Daha çok kurşun kalem kullanıyordu hatırladığım kadarıyla. Uçları sürekli sivriydi, yazmaya hep hazır olurdu. Olması da gerekliydi. Günün her saatinde, her anında da defterini açar not alırdı. Kim olursa olsun, bir haber kaynağı, dostları ya da okurlarla konuşurken hemen defterini açar, not alırdı. Ona bir konuyu anlattıysanız mutlaka defterine geçirirdi. Eğer fırsat bulamamış da not alamamışsa ne yapar eder gün bitmeden bir fırsat yaratıp tamamlardı eksiklerini. Notları da çok düzgündü. Önce tarih, görüşme saati, kiminle görüştüğü ve diğer bilgiler…

Bu kadar titiz çalışmayı, disiplinli davranmayı ve arşivciliği nasıl edinmişti bilemiyorum ama 1980'lerde Cumhuriyet Gazetesi Ankara Bürosu'nda, Yalçın Doğan ile yarışıyorlardı. Yalçın Doğan, "Alman ekolü"ndendi, Erbil Tuşalp ise Kara Harp Okulu kökenliydi. Disiplin anlayışı askeri okuldan beslendiyse de "sivil kafalı" olmasını engelleyememişti.

Cumhuriyet'te ideal çalışma ortamını bulmuştu. Mutluluğunu öyle açıkça dile getirmek gibi bir huyu yoksa da gece gündüz demeden çalışmasından, enerjisinin hiç tükenmemesinden anlaşılıyordu bu. Büro içinde sürekli hareket halindeydi.

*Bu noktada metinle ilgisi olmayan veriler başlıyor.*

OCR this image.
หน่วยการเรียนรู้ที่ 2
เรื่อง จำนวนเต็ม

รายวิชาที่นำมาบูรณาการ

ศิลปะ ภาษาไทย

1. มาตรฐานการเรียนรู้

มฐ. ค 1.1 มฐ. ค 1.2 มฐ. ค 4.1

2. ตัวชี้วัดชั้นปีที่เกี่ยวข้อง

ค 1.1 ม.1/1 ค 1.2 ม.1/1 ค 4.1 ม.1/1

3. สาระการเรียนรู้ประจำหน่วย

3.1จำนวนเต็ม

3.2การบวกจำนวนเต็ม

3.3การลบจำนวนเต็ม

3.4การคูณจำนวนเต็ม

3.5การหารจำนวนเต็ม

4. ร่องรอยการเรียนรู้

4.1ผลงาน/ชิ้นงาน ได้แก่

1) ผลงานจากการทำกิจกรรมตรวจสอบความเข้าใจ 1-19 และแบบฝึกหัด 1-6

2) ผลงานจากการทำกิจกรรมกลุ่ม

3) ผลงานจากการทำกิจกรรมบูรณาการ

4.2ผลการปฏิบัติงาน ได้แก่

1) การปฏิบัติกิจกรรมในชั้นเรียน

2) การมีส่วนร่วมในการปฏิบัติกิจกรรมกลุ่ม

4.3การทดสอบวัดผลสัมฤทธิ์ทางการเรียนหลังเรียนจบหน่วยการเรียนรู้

Daha sık doluyordu gözleri

1980 yılı Haziran ayının ilk günlerinde tanışmıştım. Ankara Basın Yayın Yüksek Okulu öğrencisiydim. Yazgülü Aldoğan, hocamız olarak beni ve Oğuz Erdoğan adlı arkadaşımı staj için götürmüştü Cumhuriyet'e. Ankara İstihbarat Şefi Erbil Tuşalp, kısa birkaç soru sordu. Sonra Yazgülü Aldoğan'a dönüp onunla sohbet etti. Böyle başladı 45 günlük stajımız.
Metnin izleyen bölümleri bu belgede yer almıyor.